Page 218: The section on justification begins with a short little mantra to introduce the concept: "Just as if I'd never sinned! Just as if I had died at Calvary! Just as if I were Christ!" First of all, reducing weighty doctrines to a trite saying is bad enough, especially a doctrine that deserves our entire reverence and humility. Beyond that, justification is not an as if; it is a very real status bestowed on those who follow Christ and is predicated on His death and resurrection.

Page 221: "Lot and his family were in the world and of the world." While this is certainly true of Lot's family, II Peter 2:7 refers to Lot as a "righteous man," so including him with his family in terms of wickedness is a mistake.

Pages 246-250: The author asserts that baptism is only ever received by a believing individual who understands the importance of the act, and that its purpose is to demonstrate faith publicly. No mention is made of infant baptism, or of its spiritual significance. Similarly, the Lord's Supper is summarily de-mystified and becomes only a memorial observance, not a means or extension of grace. Also, no mention is made of the wine used in the New Testament observance, the liquid element instead made to be merely juice.

Pages 273-275, 281-327: The author's premillennial, Dispensational eschatology is presented not only as incontrovertibly true, but as the only possible option. The historically much more prominent views of amillenialism and postmillennialism are not even mentioned, much less explained. The idea of "covenant" is entirely absent. This section suffers both from insufficiency and from inaccuracy.

Pages 328-329: The book ends with a condensed version of a 19th century sermon by one T. Dewitt Talmage. He describes the employments of Christians now in heaven, presenting his speculation as obvious fact. How he could know the nature of heaven never having been there is testament either to his prodigious imaginative faculties, or to special revelation from God, or to the long line of charlatan preachers to which he well may belong.

Normally we can find something we like about a book or curriculum, but Bible Doctrines for Today is one of the few we really can't recommend. Not just because of the author's theological stance either—the information is woefully incomplete and a lot of what is stated as fact is actually contested widely within Christianity.

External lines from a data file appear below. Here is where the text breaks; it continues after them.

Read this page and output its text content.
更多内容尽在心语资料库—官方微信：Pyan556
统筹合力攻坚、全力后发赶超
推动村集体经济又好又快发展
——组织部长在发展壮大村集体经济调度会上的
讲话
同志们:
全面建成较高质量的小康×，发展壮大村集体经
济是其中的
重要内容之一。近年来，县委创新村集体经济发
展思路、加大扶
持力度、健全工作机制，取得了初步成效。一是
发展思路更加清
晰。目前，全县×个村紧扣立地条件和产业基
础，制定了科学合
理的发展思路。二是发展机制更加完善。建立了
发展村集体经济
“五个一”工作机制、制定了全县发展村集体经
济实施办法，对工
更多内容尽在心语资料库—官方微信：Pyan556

These concerns are especially poignant since this is the first real encounter with doctrine a student proceeding through the A Beka Bible program will have.

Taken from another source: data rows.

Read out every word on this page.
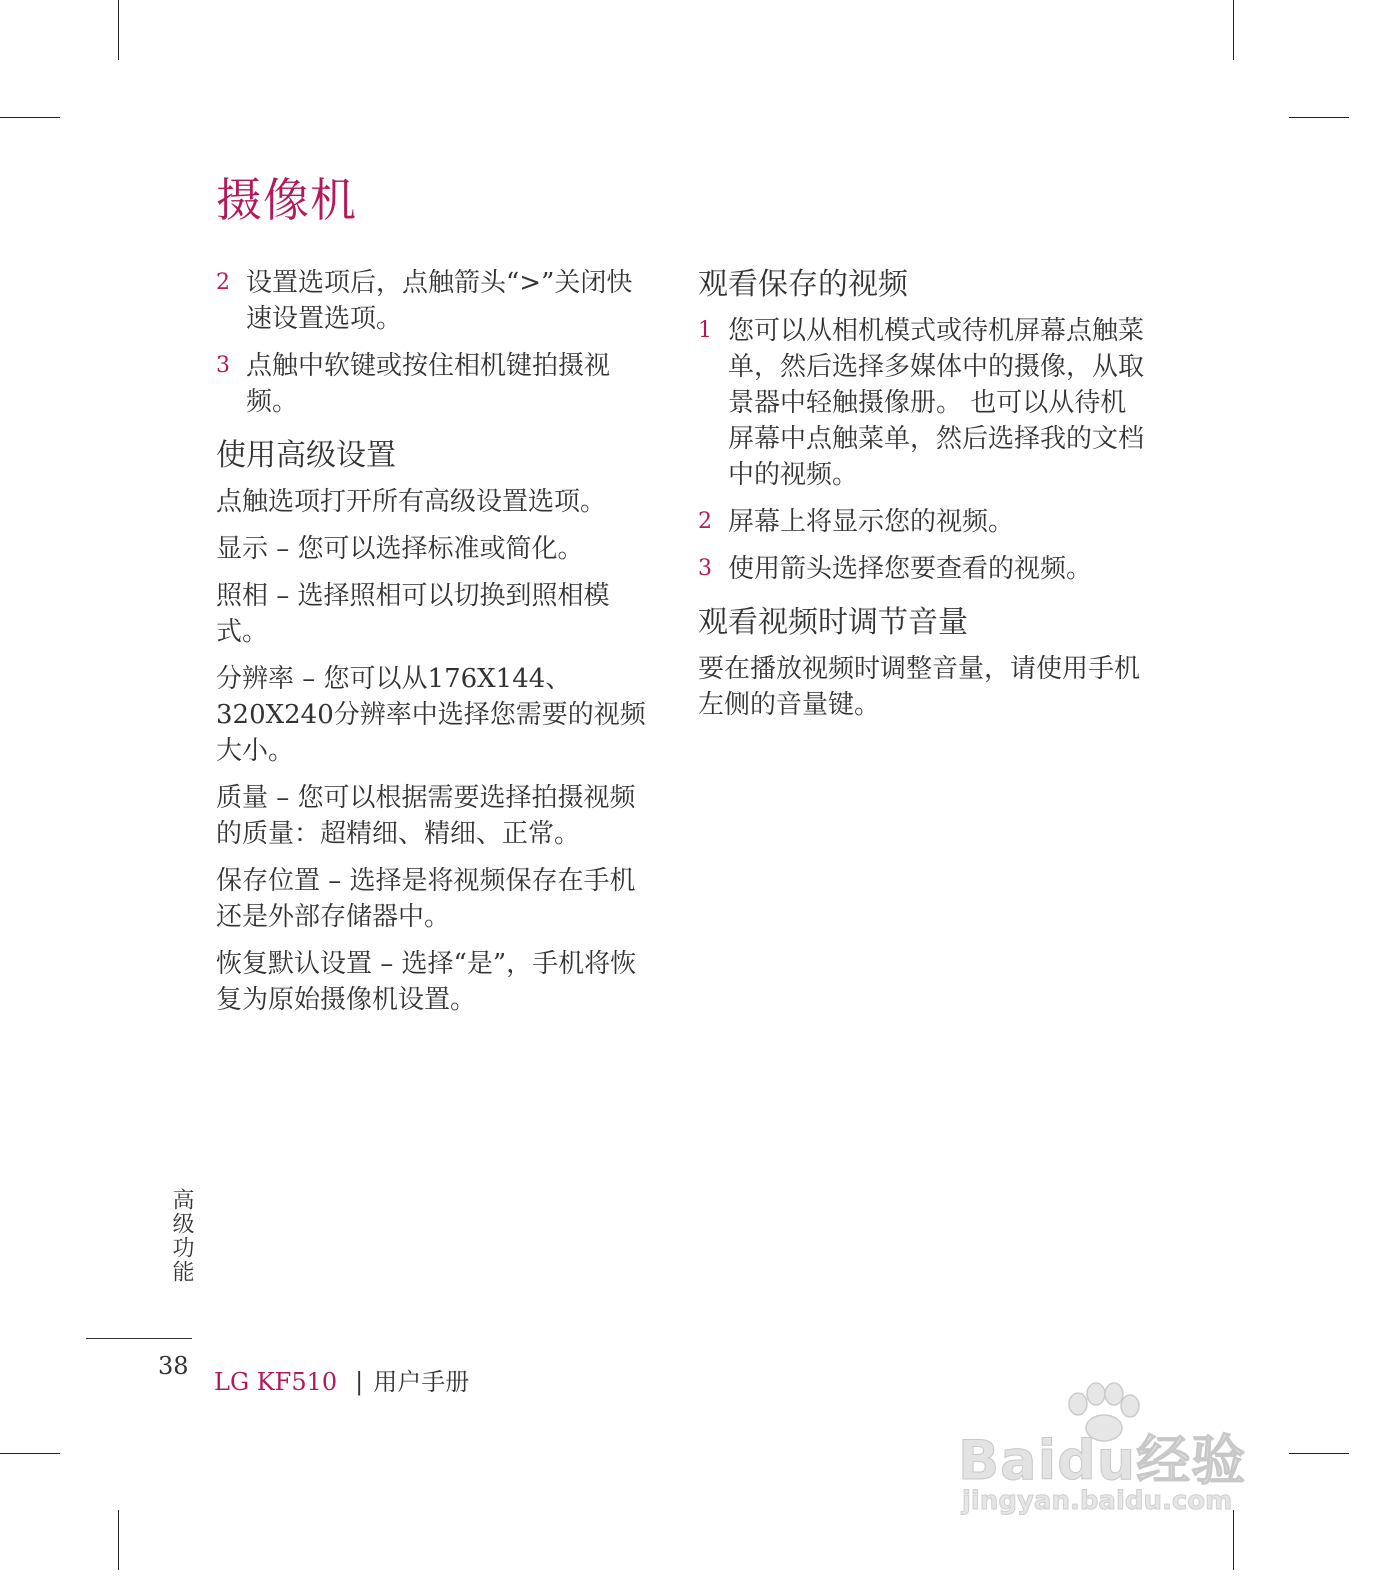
摄像机
2 设置选项后，点触箭头“>”关闭快速设置选项。
3 点触中软键或按住相机键拍摄视频。
使用高级设置

点触选项打开所有高级设置选项。

显示 – 您可以选择标准或简化。

照相 – 选择照相可以切换到照相模式。

分辨率 – 您可以从176X144、320X240分辨率中选择您需要的视频大小。

质量 – 您可以根据需要选择拍摄视频的质量：超精细、精细、正常。

保存位置 – 选择是将视频保存在手机还是外部存储器中。

恢复默认设置 – 选择“是”，手机将恢复为原始摄像机设置。

观看保存的视频
1 您可以从相机模式或待机屏幕点触菜单，然后选择多媒体中的摄像，从取景器中轻触摄像册。 也可以从待机屏幕中点触菜单，然后选择我的文档中的视频。
2 屏幕上将显示您的视频。
3 使用箭头选择您要查看的视频。
观看视频时调节音量

要在播放视频时调整音量，请使用手机左侧的音量键。

高级功能
38
LG KF510 | 用户手册
Baidu经验
jingyan.baidu.com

Other books appropriate for a high school student and much better as introductions to basic Christian doctrine do exist. Essential Truths of the Christian Faith by R.C. Sproul is one, Concise Theology by J.I. Packer is another. For a more Reformed perspective, Back to Basics edited by David Hagopian is a good overview. For students ready for something deeper, Trinity & Reality by R.A. Smith bridges the gap between theology and overall worldview.